Beyond the Famous Five: Neuroscience Reveals Humans May Possess Up to 33 Senses

Modern neuroscience challenges the centuries-old belief that humans have only five senses, with researchers at Oxford University and elsewhere arguing that the true number may be between 22 and 33 distinct sensory systems, including proprioception, interoception, and vestibular sense.

The traditional notion that humans possess exactly five senses—sight, hearing, touch, taste, and smell—has been a cornerstone of education and popular understanding for centuries. However, groundbreaking work in sensory neuroscience is fundamentally challenging this limited view, with researchers suggesting that humans may actually experience the world through as many as 33 distinct sensory systems.

The expanded understanding of human perception draws on decades of research from neuroscientists and psychologists working at the intersection of sensory biology and cognitive science. According to Professor Charles Spence, head of the Crossmodal Research Laboratory at the University of Oxford, his neuroscience colleagues now believe there are "anywhere between 22 and 33 senses" rather than the traditional five. This revised framework acknowledges the complexity of human sensory experience and recognizes that our perception of reality is constructed through numerous specialized neural pathways, each dedicated to detecting specific types of information from both our external environment and internal bodily states.

Among the "hidden" senses that researchers have identified are proprioception—the awareness of body position in space without visual confirmation; interoception—the perception of internal bodily states such as hunger, thirst, and heart rate; equilibrioception—the sense of balance and spatial orientation managed by the vestibular system in the inner ear; nociception—the detection of pain; and thermoception—the ability to sense temperature. Each of these sensory modalities operates through dedicated receptor systems and neural pathways, functioning independently yet integrating seamlessly with traditional senses to create our coherent experience of the world.

The late Professor Sir Colin Blakemore, a world-renowned neuroscientist and former chief executive of the British Medical Research Council, was among the first prominent researchers to propose that humans could have up to 33 senses, writing about this expanded framework as early as 2014. Blakemore, whose research significantly advanced understanding of vision and brain development, argued that the five-sense model was an oversimplification that failed to capture the sophisticated array of sensory information the brain processes continuously. His work helped establish the scientific foundation for what is now a growing consensus in neuroscience.

The implications of this expanded sensory framework extend far beyond academic interest. In medicine, understanding interoception—the sense of internal body states—has become increasingly important for treating conditions ranging from anxiety disorders to eating disorders, where disrupted body awareness plays a central role. Research published in 2024 has explored how interoceptive awareness can be cultivated through practices like mindfulness meditation, potentially offering new therapeutic approaches for mental health conditions. Similarly, proprioceptive training has become a standard component of physical rehabilitation, helping patients recover motor function after injury or stroke.

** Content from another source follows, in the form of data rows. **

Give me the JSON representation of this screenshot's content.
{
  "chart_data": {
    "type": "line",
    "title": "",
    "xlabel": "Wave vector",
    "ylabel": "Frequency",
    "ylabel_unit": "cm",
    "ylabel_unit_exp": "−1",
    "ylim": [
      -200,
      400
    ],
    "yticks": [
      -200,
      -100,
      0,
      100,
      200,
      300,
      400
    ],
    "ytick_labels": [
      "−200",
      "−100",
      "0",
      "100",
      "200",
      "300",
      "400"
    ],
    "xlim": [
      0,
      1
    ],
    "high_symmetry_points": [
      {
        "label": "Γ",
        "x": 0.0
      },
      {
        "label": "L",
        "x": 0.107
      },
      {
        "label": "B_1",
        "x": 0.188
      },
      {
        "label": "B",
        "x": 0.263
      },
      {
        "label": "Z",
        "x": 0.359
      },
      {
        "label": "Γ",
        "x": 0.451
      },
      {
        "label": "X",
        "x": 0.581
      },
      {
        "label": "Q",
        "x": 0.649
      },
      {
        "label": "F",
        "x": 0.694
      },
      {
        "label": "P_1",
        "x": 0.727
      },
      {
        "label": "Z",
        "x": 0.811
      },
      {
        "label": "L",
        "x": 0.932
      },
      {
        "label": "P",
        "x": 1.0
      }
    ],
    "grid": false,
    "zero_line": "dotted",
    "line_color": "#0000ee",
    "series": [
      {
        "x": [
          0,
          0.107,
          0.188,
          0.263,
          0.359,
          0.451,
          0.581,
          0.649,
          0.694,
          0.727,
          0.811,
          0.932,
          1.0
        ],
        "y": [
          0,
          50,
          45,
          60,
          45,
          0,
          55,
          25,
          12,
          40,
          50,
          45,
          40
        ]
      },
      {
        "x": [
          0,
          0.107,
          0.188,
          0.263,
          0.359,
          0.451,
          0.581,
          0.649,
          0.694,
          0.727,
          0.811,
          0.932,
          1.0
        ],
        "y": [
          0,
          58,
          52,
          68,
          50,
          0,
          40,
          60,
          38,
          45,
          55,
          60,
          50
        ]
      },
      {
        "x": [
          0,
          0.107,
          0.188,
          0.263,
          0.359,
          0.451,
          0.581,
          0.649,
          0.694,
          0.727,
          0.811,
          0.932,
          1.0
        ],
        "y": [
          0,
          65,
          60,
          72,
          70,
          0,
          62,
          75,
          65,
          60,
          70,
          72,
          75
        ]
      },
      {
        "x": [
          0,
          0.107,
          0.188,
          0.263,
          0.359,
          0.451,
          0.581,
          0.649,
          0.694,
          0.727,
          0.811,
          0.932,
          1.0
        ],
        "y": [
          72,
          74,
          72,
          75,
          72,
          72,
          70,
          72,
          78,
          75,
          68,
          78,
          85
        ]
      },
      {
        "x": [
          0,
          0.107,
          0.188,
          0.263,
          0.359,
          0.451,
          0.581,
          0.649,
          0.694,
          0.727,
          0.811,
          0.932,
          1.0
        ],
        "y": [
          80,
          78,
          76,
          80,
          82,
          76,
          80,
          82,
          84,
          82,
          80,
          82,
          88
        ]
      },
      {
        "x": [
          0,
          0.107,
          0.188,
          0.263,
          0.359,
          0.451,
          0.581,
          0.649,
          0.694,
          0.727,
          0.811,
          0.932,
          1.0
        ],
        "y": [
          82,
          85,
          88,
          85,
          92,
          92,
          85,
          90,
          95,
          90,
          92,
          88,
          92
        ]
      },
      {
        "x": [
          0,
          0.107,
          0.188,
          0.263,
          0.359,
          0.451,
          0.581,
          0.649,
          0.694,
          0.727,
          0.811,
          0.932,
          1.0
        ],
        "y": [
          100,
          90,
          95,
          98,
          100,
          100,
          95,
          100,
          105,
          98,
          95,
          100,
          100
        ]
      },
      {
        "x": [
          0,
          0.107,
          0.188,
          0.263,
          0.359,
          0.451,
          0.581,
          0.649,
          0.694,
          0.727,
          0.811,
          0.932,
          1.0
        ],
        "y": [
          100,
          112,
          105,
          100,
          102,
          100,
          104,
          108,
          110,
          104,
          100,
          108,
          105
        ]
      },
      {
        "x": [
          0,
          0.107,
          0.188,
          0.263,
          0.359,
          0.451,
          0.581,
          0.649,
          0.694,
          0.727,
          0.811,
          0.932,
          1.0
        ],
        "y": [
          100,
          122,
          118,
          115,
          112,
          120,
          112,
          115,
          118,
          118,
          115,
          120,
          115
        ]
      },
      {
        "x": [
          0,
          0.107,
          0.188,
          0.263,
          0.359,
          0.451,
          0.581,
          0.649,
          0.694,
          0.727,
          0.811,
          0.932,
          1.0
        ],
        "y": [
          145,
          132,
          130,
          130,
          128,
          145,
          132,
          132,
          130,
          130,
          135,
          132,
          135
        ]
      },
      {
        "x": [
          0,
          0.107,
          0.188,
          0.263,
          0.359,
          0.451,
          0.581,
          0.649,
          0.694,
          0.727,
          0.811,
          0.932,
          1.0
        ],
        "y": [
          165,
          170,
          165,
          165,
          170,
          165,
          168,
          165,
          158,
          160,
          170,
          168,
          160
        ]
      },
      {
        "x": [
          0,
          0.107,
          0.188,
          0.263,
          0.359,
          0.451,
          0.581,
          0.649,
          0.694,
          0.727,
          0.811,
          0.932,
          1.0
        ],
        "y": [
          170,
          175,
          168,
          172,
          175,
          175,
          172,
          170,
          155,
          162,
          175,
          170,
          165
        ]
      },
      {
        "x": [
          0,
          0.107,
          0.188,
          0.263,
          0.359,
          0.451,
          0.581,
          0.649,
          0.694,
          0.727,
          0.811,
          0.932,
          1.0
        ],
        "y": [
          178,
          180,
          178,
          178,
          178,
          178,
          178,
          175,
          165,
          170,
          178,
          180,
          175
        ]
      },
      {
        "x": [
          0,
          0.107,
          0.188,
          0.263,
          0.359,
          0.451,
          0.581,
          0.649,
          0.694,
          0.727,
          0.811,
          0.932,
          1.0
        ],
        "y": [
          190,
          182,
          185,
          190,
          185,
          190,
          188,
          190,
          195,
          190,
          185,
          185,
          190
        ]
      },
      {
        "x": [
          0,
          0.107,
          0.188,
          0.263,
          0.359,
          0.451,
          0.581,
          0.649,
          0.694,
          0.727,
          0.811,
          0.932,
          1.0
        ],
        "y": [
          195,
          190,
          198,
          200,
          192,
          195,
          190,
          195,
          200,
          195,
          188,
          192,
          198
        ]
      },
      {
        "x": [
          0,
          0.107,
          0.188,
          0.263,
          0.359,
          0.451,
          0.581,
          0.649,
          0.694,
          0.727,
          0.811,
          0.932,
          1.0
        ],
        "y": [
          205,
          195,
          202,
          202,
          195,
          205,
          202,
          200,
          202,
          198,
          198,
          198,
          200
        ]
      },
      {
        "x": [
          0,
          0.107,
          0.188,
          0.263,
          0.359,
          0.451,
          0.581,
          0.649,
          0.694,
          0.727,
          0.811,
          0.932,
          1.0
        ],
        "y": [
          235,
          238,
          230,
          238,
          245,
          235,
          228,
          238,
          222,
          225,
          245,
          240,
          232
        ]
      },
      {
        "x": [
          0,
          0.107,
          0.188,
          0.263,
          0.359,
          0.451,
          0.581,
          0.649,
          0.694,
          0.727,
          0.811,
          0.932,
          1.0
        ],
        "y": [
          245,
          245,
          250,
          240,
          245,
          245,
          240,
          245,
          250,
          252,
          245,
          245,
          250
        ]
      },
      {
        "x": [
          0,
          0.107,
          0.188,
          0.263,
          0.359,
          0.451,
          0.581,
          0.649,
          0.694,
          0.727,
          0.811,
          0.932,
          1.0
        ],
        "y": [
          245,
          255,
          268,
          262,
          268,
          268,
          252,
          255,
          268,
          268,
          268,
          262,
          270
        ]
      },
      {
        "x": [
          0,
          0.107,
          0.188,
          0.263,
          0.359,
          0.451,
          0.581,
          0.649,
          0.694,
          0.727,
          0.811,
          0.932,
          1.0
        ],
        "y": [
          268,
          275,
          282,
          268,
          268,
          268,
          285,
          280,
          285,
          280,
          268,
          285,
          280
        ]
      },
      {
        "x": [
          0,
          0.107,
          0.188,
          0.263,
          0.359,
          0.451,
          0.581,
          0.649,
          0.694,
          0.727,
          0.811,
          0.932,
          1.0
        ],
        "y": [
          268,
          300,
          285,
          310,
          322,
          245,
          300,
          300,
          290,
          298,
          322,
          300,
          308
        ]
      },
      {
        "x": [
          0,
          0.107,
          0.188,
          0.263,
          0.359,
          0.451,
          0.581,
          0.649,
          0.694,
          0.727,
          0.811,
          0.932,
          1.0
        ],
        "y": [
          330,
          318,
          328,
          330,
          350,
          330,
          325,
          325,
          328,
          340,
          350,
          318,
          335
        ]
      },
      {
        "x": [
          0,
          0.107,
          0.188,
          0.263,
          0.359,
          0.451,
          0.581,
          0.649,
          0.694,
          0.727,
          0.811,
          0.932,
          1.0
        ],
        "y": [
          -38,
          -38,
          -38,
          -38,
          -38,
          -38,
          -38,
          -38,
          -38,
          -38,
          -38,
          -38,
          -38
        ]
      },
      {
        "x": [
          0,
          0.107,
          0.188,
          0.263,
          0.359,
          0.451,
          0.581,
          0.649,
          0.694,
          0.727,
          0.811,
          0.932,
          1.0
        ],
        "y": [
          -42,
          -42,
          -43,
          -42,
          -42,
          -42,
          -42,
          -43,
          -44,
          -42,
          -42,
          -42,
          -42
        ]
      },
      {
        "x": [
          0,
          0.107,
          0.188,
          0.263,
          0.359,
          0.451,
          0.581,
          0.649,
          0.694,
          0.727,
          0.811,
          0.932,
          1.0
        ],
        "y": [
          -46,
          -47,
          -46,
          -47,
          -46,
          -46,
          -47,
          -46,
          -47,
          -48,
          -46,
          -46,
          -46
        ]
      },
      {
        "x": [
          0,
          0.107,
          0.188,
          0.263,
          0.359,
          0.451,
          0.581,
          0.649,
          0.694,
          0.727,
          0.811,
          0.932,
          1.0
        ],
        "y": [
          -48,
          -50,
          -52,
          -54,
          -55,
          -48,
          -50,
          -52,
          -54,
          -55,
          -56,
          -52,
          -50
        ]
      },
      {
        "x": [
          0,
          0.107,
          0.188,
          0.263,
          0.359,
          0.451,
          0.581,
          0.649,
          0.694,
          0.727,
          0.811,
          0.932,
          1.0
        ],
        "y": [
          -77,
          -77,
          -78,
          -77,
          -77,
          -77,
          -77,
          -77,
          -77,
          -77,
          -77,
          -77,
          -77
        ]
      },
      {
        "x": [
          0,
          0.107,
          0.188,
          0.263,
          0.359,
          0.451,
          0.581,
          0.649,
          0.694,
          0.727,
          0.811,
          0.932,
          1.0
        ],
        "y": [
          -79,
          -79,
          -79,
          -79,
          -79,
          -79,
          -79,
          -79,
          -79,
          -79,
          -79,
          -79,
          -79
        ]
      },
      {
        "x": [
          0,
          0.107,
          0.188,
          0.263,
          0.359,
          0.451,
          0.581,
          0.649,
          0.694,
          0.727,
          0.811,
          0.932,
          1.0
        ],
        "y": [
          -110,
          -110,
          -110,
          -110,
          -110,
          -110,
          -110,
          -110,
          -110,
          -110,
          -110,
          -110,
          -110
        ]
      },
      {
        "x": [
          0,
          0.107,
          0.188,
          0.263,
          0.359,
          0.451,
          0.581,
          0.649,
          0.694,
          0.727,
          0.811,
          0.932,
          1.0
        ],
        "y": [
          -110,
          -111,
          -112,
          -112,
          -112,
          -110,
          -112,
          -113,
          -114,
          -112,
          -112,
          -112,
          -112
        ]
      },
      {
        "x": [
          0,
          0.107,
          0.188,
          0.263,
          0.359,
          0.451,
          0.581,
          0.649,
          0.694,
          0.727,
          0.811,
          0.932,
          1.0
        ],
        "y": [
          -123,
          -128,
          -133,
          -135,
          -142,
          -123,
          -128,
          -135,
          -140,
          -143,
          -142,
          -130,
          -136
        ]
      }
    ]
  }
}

In education, recognizing the diversity of sensory experiences has profound implications for how we design learning environments and support students with different sensory processing styles. Children who struggle with traditional classroom settings may be experiencing differences in sensory integration that go far beyond the five senses typically considered. Understanding vestibular processing, for instance, helps explain why some children have difficulty with balance and coordination tasks, while differences in proprioceptive processing can affect handwriting and motor skills.

The technology sector is also drawing on this expanded understanding of human senses. Virtual and augmented reality developers are working to simulate not just visual and auditory experiences but also vestibular and proprioceptive sensations to create more immersive and comfortable virtual environments. Haptic feedback systems now attempt to replicate not just touch pressure but also temperature and texture, drawing on multiple sensory channels simultaneously.

Why it matters

Understanding that humans possess significantly more than five senses transforms our appreciation of human capabilities and provides new avenues for addressing health challenges, designing better educational approaches, and creating more intuitive technologies. This knowledge empowers individuals to better understand their own experiences and provides researchers with a more complete framework for investigating how we perceive and interact with the world.

Background

Aristotle's classification of five senses has dominated Western thought for over two millennia, appearing in everything from elementary school curricula to philosophical treatises. While scientists have long recognized additional sensory capabilities—such as the ability to sense pain or maintain balance—these were often treated as subcategories of touch rather than distinct sensory systems. Modern neuroscience, with its ability to map neural pathways and identify specialized receptor types, has provided the evidence needed to establish these as independent senses in their own right, each with dedicated biological machinery for detecting, transmitting, and processing specific types of information.

What's next

Research into human sensory systems continues to accelerate, with particular attention being paid to interoception and its role in emotional regulation and decision-making. Scientists are also exploring how sensory systems interact and integrate—a field known as crossmodal perception—which may reveal even more about how the brain constructs our unified experience of reality. As neuroimaging technologies advance and our understanding of sensory processing deepens, the number of recognized human senses may continue to evolve, further expanding our appreciation of the remarkable complexity of human perception.